Les pagan con acoso a despachadoras; a ellas las obligan a trabajar 12 horas, a ellos 8

Muchas de las trabajadoras de gasolinerías sufren acoso y propuestas que atentan contra su dignidad por parte de jefes y clientes

CIUDAD DE MÉXICO.

Inés Santacruz creyó que en cuanto cumpliera la mayoría de edad se le abrirían las puertas del mundo laboral, pero no fue así.

Apenas concluyó sus estudios en la preparatoria #5 de la UNAM, se dio un espacio para ganar dinero y poder hacerle frente a los gastos.

Buscó trabajo como demostradora o cajera en tiendas departamentales, pero no tuvo éxito. La presión de sus padres y de los gastos la llevó a pedir empleo en una de las decenas de gasolinerías ubicadas a lo largo de la avenida Insurgentes Sur.

En la actualidad, la mayoría de gasolinerías emplean a mujeres, quienes buscan una forma de sacar a su familia adelante. Sin embargo, cada día tienen que enfrentarse a acosos o propuestas que atentan contra su dignidad.

“Piden que uno se acueste con ellos para dejarnos trabajar, sufrimos acoso, no nos dejan laborar, y si ya entramos a trabajar nos hacen la vida imposible hasta que de plano una se aburre y mejor se va, por no acceder a acostarse con ellos”.

En México se tiene registradas 11 mil 774 gasolinerías que diariamente abastecen combustible a 43 millones de vehículos.

Grupo Imagen realizó un recorrido por varias gasolinerías de la Ciudad de México que son operadas por distintas empresas, las cuales ofrecen salarios fijos que oscilan entre 500 y 700 pesos a la semana, y propinas que entre 200 y 300 pesos diarios; aun así, las despachadoras deben aguantar el acoso de jefes, compañeros y hasta de clientes para obtener una propina que les ayude a incrementar sus percepciones.

Una de estas situaciones la vive diariamente, Cinthia Ordaz, quien es acosada sexualmente por el encargado de la gasolinería y se tiene que aguantar para “ganar” más dinero.

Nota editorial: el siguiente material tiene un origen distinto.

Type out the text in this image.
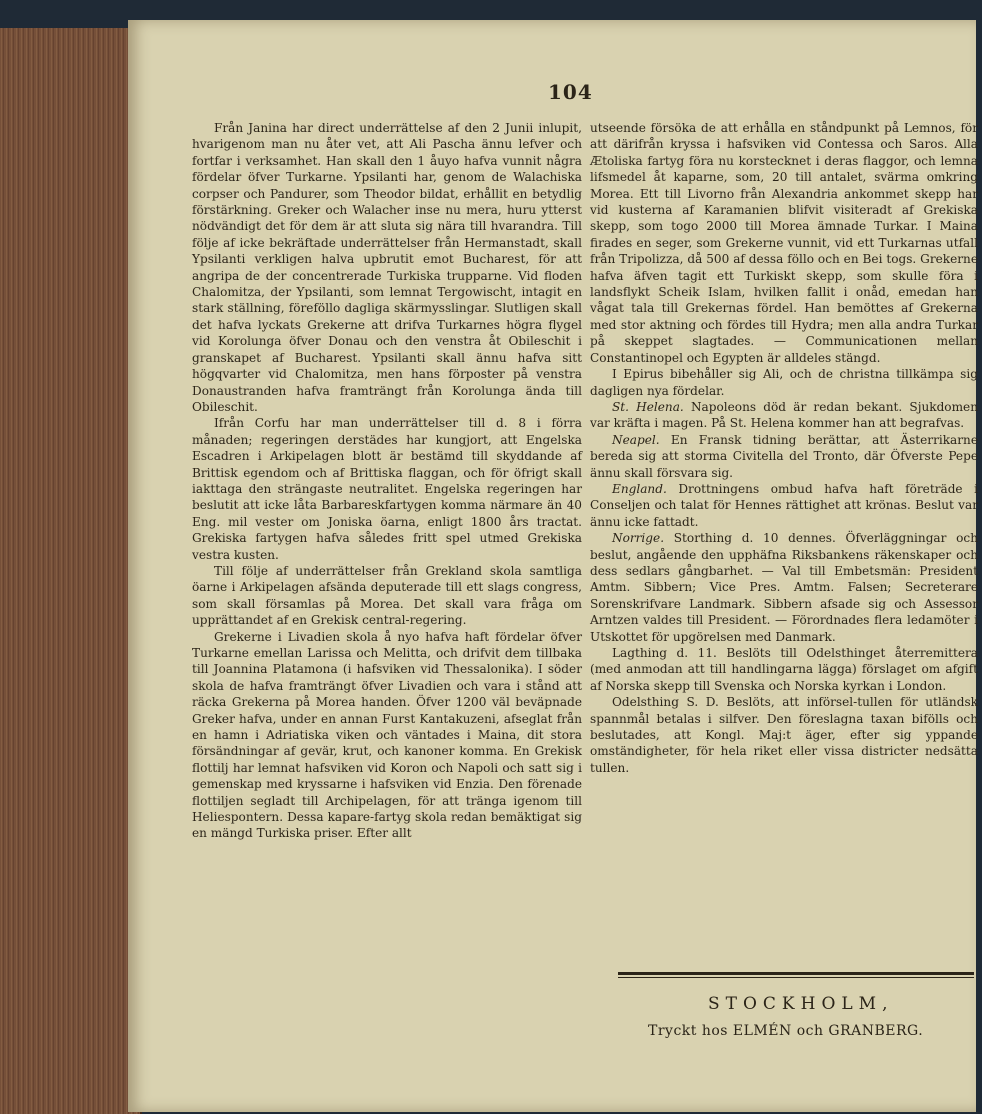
104

Från Janina har direct underrättelse af den 2 Junii inlupit, hvarigenom man nu åter vet, att Ali Pascha ännu lefver och fortfar i verksamhet. Han skall den 1 åuyo hafva vunnit några fördelar öfver Turkarne. Ypsilanti har, genom de Walachiska corpser och Pandurer, som Theodor bildat, erhållit en betydlig förstärkning. Greker och Walacher inse nu mera, huru ytterst nödvändigt det för dem är att sluta sig nära till hvarandra. Till följe af icke bekräftade underrättelser från Hermanstadt, skall Ypsilanti verkligen halva upbrutit emot Bucharest, för att angripa de der concentrerade Turkiska trupparne. Vid floden Chalomitza, der Ypsilanti, som lemnat Tergowischt, intagit en stark ställning, föreföllo dagliga skärmysslingar. Slutligen skall det hafva lyckats Grekerne att drifva Turkarnes högra flygel vid Korolunga öfver Donau och den venstra åt Obileschit i granskapet af Bucharest. Ypsilanti skall ännu hafva sitt högqvarter vid Chalomitza, men hans förposter på venstra Donaustranden hafva framträngt från Korolunga ända till Obileschit.

Ifrån Corfu har man underrättelser till d. 8 i förra månaden; regeringen derstädes har kungjort, att Engelska Escadren i Arkipelagen blott är bestämd till skyddande af Brittisk egendom och af Brittiska flaggan, och för öfrigt skall iakttaga den strängaste neutralitet. Engelska regeringen har beslutit att icke låta Barbareskfartygen komma närmare än 40 Eng. mil vester om Joniska öarna, enligt 1800 års tractat. Grekiska fartygen hafva således fritt spel utmed Grekiska vestra kusten.

Till följe af underrättelser från Grekland skola samtliga öarne i Arkipelagen afsända deputerade till ett slags congress, som skall församlas på Morea. Det skall vara fråga om upprättandet af en Grekisk central-regering.

Grekerne i Livadien skola å nyo hafva haft fördelar öfver Turkarne emellan Larissa och Melitta, och drifvit dem tillbaka till Joannina Platamona (i hafsviken vid Thessalonika). I söder skola de hafva framträngt öfver Livadien och vara i stånd att räcka Grekerna på Morea handen. Öfver 1200 väl beväpnade Greker hafva, under en annan Furst Kantakuzeni, afseglat från en hamn i Adriatiska viken och väntades i Maina, dit stora försändningar af gevär, krut, och kanoner komma. En Grekisk flottilj har lemnat hafsviken vid Koron och Napoli och satt sig i gemenskap med kryssarne i hafsviken vid Enzia. Den förenade flottiljen segladt till Archipelagen, för att tränga igenom till Heliespontern. Dessa kapare-fartyg skola redan bemäktigat sig en mängd Turkiska priser. Efter allt

utseende försöka de att erhålla en ståndpunkt på Lemnos, för att därifrån kryssa i hafsviken vid Contessa och Saros. Alla Ætoliska fartyg föra nu korstecknet i deras flaggor, och lemna lifsmedel åt kaparne, som, 20 till antalet, svärma omkring Morea. Ett till Livorno från Alexandria ankommet skepp har vid kusterna af Karamanien blifvit visiteradt af Grekiska skepp, som togo 2000 till Morea ämnade Turkar. I Maina firades en seger, som Grekerne vunnit, vid ett Turkarnas utfall från Tripolizza, då 500 af dessa föllo och en Bei togs. Grekerne hafva äfven tagit ett Turkiskt skepp, som skulle föra i landsflykt Scheik Islam, hvilken fallit i onåd, emedan han vågat tala till Grekernas fördel. Han bemöttes af Grekerna med stor aktning och fördes till Hydra; men alla andra Turkar på skeppet slagtades. — Communicationen mellan Constantinopel och Egypten är alldeles stängd.

I Epirus bibehåller sig Ali, och de christna tillkämpa sig dagligen nya fördelar.

St. Helena. Napoleons död är redan bekant. Sjukdomen var kräfta i magen. På St. Helena kommer han att begrafvas.

Neapel. En Fransk tidning berättar, att Ästerrikarne bereda sig att storma Civitella del Tronto, där Öfverste Pepe ännu skall försvara sig.

England. Drottningens ombud hafva haft företräde i Conseljen och talat för Hennes rättighet att krönas. Beslut var ännu icke fattadt.

Norrige. Storthing d. 10 dennes. Öfverläggningar och beslut, angående den upphäfna Riksbankens räkenskaper och dess sedlars gångbarhet. — Val till Embetsmän: President Amtm. Sibbern; Vice Pres. Amtm. Falsen; Secreterare Sorenskrifvare Landmark. Sibbern afsade sig och Assessor Arntzen valdes till President. — Förordnades flera ledamöter i Utskottet för upgörelsen med Danmark.

Lagthing d. 11. Beslöts till Odelsthinget återremittera (med anmodan att till handlingarna lägga) förslaget om afgift af Norska skepp till Svenska och Norska kyrkan i London.

Odelsthing S. D. Beslöts, att införsel-tullen för utländsk spannmål betalas i silfver. Den föreslagna taxan bifölls och beslutades, att Kongl. Maj:t äger, efter sig yppande omständigheter, för hela riket eller vissa districter nedsätta tullen.

STOCKHOLM,
Tryckt hos ELMÉN och GRANBERG.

“Los jefes dicen que si nos acostamos con ellos hasta podrían aumentarnos el sueldo; los compañeros o los mismos clientes nos invitan a salir o nos piden el número de teléfono y si no se los damos se enojan  y se van y ya no regresan”.

Ante la falta de atención de las autoridades en este tipo de acoso, las trabajadoras de las gasolinerías han creado sus propias estrategias para evitarlo, como es el caso de Rocío Mendoza, quien simplemente ignora la invitación de los automovilistas a salir.

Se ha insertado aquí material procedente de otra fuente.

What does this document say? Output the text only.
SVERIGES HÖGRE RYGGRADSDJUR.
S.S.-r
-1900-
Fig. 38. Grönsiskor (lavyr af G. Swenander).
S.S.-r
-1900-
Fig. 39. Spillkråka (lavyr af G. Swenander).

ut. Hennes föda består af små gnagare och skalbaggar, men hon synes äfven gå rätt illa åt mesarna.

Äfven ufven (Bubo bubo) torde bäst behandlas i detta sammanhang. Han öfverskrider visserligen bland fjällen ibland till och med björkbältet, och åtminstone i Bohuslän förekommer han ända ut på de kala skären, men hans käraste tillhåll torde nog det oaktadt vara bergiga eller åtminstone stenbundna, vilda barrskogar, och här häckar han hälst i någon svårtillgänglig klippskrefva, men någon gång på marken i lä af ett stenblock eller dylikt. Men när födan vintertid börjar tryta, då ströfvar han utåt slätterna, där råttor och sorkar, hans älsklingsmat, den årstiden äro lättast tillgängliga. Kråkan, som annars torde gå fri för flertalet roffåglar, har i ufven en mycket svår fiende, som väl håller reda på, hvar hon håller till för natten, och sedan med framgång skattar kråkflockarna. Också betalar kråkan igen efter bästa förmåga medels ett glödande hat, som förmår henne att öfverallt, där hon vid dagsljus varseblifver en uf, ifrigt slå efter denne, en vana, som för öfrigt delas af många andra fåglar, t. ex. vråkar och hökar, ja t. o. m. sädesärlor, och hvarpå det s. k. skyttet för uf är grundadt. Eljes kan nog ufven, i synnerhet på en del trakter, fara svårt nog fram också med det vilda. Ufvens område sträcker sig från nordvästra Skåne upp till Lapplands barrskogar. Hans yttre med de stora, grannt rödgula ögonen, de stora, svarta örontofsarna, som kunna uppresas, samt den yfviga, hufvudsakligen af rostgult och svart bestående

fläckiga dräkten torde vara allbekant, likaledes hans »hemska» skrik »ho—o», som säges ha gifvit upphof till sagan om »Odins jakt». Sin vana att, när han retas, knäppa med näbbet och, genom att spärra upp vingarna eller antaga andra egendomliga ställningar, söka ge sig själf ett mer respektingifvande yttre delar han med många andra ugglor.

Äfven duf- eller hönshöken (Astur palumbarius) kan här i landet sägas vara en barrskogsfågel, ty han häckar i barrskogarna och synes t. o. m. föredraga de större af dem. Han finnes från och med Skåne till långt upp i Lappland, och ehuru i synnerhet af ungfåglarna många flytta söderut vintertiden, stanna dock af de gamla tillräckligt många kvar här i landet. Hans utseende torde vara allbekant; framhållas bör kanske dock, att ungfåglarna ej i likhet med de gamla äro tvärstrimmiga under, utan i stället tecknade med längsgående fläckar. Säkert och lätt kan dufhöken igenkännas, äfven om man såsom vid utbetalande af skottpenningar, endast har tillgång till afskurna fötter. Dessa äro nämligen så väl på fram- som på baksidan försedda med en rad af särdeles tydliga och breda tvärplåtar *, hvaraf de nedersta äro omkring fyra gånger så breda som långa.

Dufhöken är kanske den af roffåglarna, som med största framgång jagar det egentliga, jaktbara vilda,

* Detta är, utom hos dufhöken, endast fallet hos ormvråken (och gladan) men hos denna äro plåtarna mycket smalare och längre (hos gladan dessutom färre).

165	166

“En algún momento piensan que, por ser educadas con ellos, tenemos otras intenciones… pero sí se les pone un freno y sólo se les atiende de forma correcta, como debe de ser. No se les insulta ni nada, simplemente seguimos con nuestro trabajo, atendiéndolos y hasta ahí”.

Al acoso sexual se le une el acoso laboral, con horarios de más de 12 horas para mujeres y sólo 8 para los hombres. De no acceder simplemente se quedan sin  trabajo.